Quinta-feira, 6 de Novembro de 2008
Esta é uma luta séria, mas divertida. No campo de um livro, tendo como armas as palavras, dois Antónios, Eça de Queiroz e Costa Santos, entregam-se a um duelo na defesa da sua causa. O primeiro é incorrigivelmente tripeiro, o segundo é um fresco alfacinha, os dois, em pequenos textos galantes apresentam o que de melhor, de mais característico, tem o Porto e Lisboa.
O Douro contra o Tejo, francesinhas a gladiarem-se com pipis, SLB vs FCP, Majestic em disputa com a Brasileira, Duarte Pacheco às turras com Edgar Cardoso, São João à bulha com Santo António… uma batalha épica, um confronto de titãs.

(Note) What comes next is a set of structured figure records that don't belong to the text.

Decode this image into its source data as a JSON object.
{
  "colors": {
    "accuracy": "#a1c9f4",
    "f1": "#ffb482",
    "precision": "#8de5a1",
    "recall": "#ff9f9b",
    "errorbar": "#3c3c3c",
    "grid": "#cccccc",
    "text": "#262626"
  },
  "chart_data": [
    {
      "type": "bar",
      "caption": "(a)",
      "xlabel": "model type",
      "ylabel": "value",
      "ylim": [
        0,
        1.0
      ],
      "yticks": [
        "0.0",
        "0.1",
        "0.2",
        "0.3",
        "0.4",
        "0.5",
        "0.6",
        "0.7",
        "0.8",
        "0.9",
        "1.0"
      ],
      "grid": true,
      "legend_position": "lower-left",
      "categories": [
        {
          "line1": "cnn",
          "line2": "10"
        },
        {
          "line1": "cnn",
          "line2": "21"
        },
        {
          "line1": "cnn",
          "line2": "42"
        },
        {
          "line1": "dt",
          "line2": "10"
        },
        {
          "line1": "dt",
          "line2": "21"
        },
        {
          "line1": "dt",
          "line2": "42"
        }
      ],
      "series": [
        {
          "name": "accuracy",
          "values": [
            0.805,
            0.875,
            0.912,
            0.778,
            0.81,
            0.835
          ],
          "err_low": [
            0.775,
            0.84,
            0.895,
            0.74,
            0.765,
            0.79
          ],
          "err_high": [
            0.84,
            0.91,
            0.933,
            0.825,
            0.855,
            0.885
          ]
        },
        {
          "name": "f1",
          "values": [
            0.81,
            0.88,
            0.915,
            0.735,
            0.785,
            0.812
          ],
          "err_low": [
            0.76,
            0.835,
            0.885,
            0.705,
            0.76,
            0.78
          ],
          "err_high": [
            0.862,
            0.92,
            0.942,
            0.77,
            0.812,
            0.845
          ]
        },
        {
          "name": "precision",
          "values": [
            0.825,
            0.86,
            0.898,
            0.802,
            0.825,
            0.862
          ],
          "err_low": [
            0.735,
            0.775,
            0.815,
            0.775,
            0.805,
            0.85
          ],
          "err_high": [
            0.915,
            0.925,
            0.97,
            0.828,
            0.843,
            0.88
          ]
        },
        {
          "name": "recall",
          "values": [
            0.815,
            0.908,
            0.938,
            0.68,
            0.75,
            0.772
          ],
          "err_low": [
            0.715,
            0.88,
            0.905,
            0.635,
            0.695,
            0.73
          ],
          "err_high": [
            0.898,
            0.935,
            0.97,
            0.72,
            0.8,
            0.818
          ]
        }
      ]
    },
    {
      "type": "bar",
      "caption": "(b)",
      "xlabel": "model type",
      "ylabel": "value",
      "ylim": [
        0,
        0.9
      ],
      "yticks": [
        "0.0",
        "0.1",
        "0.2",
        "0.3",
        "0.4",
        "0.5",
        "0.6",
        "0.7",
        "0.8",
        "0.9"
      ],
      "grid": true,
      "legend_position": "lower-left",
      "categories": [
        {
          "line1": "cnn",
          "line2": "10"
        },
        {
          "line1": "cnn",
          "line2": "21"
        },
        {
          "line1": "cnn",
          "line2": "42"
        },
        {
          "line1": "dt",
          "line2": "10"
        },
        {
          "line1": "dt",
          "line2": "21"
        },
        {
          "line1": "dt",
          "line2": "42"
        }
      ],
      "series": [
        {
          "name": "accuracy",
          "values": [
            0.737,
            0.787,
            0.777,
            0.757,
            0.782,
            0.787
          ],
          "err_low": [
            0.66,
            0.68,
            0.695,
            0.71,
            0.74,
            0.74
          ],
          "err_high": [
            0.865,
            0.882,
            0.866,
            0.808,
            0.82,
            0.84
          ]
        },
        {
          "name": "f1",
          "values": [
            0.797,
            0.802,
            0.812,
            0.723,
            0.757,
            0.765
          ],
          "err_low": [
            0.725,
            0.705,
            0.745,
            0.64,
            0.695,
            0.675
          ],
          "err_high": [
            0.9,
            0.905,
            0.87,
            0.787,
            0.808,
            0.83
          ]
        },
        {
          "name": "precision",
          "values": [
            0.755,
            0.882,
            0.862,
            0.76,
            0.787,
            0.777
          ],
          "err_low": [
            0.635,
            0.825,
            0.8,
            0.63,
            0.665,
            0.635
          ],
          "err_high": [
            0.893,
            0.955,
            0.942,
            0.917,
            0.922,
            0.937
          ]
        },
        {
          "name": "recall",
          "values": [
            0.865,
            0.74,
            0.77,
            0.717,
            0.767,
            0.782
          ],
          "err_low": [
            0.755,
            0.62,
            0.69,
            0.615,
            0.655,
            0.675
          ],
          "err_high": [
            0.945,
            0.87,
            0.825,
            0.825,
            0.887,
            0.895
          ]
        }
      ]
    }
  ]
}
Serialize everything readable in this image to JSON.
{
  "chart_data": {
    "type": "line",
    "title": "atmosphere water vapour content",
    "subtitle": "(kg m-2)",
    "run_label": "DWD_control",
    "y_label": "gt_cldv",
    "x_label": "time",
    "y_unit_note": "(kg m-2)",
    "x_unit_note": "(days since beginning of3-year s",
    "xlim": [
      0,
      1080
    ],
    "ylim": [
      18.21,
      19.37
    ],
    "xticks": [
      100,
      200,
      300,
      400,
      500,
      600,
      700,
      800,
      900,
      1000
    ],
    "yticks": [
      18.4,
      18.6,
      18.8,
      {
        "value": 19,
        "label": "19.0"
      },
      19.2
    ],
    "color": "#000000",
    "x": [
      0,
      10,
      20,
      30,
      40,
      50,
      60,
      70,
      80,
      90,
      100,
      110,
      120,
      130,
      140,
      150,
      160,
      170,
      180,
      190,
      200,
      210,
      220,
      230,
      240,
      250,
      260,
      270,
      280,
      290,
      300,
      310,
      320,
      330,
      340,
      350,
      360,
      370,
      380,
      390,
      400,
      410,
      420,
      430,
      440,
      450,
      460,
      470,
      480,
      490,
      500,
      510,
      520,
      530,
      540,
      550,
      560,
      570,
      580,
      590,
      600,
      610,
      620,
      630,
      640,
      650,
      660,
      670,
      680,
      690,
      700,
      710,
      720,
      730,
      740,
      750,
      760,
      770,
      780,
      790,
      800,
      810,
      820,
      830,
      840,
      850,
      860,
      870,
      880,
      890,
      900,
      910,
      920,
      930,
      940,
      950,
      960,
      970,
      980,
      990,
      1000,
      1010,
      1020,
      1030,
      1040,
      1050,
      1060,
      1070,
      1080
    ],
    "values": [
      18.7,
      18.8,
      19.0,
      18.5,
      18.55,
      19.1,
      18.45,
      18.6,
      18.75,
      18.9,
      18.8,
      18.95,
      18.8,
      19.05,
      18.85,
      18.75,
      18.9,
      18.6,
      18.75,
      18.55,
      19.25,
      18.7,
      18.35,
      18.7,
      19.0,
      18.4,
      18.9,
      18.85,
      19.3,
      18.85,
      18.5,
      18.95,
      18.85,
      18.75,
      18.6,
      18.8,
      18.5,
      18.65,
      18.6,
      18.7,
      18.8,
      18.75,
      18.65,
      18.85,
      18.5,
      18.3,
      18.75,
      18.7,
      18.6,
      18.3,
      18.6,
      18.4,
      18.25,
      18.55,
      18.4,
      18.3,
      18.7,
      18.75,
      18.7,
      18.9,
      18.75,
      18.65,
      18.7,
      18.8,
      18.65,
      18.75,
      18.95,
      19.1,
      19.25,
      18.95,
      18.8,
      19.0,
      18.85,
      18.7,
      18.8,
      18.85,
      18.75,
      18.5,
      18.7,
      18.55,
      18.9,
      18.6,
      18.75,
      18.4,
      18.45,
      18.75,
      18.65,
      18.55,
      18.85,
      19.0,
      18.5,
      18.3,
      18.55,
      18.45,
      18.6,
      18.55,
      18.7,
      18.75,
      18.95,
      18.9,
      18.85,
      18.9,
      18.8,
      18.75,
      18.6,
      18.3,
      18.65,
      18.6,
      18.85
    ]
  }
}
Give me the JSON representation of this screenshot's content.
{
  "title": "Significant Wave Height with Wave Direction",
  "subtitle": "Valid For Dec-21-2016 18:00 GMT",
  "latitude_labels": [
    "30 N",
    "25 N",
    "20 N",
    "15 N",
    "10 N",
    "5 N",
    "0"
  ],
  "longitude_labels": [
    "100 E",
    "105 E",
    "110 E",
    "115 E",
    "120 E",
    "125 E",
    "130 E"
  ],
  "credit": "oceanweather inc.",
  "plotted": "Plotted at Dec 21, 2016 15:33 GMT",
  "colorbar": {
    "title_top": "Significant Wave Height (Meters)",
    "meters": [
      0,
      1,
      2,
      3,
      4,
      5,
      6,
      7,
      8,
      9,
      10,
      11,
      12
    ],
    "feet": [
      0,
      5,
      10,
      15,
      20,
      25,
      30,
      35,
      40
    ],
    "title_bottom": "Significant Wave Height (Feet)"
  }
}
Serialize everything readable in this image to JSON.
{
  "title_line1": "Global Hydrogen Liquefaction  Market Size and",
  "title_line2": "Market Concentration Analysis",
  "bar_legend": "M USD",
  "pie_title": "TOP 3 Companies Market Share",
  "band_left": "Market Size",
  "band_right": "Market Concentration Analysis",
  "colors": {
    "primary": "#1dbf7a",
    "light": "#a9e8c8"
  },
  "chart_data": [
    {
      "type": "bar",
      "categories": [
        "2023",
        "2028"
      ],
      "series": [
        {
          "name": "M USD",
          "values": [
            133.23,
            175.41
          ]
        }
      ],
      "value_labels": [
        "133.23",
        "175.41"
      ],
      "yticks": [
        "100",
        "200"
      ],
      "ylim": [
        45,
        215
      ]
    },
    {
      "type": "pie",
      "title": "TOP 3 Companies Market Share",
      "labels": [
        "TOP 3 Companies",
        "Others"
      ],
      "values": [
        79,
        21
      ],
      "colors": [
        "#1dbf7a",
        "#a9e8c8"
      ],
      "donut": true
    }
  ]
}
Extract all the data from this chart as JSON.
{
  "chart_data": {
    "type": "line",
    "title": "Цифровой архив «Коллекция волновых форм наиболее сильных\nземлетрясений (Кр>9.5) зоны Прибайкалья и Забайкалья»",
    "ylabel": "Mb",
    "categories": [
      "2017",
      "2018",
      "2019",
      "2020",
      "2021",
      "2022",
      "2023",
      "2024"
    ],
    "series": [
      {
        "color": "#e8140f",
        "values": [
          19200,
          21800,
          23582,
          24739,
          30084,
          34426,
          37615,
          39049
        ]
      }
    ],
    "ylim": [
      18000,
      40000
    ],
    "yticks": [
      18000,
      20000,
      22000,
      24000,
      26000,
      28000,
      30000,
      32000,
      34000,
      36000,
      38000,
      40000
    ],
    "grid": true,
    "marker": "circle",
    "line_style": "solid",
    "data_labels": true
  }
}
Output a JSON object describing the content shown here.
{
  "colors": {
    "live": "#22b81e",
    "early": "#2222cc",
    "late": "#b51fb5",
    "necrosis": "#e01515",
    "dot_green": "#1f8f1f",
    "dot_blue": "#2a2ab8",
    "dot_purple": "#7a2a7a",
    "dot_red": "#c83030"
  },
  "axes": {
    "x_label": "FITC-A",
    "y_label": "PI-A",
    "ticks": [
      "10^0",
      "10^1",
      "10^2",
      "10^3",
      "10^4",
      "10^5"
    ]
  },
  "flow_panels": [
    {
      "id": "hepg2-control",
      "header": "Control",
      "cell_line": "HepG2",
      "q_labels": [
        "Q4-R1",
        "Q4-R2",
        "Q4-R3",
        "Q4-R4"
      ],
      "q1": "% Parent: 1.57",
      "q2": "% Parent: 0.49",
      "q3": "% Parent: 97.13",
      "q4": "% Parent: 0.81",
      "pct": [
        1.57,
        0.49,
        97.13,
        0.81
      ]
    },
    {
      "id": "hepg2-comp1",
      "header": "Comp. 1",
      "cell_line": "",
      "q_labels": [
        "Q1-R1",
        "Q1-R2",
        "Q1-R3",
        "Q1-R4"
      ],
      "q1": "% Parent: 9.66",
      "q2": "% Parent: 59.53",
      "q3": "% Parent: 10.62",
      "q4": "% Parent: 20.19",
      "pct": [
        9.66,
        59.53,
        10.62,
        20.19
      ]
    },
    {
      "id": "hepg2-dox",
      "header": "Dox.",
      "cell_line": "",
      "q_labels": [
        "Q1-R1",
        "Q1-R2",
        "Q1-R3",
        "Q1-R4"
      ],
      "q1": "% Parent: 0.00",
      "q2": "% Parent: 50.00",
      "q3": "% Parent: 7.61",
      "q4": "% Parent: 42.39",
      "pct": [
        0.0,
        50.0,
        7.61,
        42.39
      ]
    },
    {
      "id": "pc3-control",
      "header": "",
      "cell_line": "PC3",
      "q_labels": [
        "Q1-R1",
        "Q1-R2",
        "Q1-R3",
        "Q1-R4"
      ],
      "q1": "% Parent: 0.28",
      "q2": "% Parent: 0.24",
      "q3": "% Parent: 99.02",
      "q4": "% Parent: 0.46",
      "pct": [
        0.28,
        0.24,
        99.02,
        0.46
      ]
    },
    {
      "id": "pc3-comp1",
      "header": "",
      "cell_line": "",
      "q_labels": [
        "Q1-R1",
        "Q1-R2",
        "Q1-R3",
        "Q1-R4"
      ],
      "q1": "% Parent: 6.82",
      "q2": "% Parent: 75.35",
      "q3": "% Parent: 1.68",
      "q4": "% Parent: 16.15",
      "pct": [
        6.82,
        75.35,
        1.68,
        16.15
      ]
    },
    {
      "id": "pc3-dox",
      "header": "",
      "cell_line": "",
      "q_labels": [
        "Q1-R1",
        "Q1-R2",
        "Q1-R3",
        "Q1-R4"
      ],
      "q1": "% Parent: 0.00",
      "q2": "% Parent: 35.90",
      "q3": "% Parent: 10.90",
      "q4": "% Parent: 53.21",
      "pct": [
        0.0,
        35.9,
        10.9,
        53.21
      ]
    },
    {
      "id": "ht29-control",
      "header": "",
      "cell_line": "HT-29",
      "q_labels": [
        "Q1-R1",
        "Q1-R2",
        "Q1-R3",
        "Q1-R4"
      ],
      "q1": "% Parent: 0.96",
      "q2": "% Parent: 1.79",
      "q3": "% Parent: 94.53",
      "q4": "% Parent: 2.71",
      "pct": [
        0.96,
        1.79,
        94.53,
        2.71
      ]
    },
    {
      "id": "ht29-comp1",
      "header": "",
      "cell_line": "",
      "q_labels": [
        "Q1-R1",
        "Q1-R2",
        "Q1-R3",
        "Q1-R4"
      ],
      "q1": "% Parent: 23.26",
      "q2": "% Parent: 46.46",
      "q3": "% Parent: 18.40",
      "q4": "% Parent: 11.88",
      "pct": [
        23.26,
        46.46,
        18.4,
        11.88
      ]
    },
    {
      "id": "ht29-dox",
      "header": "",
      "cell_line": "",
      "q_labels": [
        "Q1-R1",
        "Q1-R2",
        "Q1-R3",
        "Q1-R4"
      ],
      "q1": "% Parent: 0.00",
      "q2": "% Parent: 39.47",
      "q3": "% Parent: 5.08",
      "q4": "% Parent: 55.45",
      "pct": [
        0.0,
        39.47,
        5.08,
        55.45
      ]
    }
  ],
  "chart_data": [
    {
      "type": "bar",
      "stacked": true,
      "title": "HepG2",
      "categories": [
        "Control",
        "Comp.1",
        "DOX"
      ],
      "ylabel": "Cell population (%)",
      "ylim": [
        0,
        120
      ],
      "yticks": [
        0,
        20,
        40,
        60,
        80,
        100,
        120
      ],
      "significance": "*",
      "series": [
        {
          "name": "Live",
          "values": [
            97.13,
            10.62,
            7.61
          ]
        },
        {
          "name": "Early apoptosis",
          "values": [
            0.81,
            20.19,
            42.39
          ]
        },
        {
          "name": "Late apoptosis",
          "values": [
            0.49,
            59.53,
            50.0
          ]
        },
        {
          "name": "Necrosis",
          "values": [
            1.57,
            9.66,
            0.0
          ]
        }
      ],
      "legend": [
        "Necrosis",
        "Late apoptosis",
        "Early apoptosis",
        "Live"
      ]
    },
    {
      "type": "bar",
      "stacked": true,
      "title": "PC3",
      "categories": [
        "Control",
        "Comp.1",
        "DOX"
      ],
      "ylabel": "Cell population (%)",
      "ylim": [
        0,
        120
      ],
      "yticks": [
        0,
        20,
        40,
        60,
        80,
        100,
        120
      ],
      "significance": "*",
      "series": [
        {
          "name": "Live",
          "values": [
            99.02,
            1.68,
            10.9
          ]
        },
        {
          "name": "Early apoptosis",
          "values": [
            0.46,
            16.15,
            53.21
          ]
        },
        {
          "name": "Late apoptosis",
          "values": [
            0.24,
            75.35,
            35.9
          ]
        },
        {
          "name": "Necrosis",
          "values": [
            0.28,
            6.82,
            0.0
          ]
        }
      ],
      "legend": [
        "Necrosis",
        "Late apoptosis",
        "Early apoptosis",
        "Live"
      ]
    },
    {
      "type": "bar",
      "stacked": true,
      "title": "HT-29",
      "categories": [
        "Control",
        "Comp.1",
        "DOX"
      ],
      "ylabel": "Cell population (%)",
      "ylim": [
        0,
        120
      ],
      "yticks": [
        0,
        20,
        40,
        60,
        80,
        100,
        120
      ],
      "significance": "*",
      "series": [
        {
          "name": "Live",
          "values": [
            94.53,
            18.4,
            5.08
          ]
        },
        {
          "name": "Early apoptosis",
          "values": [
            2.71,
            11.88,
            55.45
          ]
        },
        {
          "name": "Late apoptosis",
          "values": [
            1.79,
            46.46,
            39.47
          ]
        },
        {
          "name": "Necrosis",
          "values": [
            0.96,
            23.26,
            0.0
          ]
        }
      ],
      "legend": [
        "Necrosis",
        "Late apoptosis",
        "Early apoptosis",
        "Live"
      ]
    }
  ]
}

O livro vale a pena não só porque as causas são justas, mas porque é escrito com uma ironia elegante e e evoca histórias bem vivas, que merecem ser recontadas.
Eu por mim já decidi o vencedor. Até tenho de concordar com o adversário, com António Costa Santos: “A questão é essa: a gente [os lisboetas] esquece-se, ao contrário do que se passa no Porto. Diria até que, se Lisboa, por absurdo, pudesse invejar alguma coisa ao Porto, era isso: eles são bairristas a full time, a vida toda e mais seis meses. Ora isso até pode ser positivo para a saúde mental dos indivíduos: o ser humano precisa de causas, a vida tem de ter um sentido."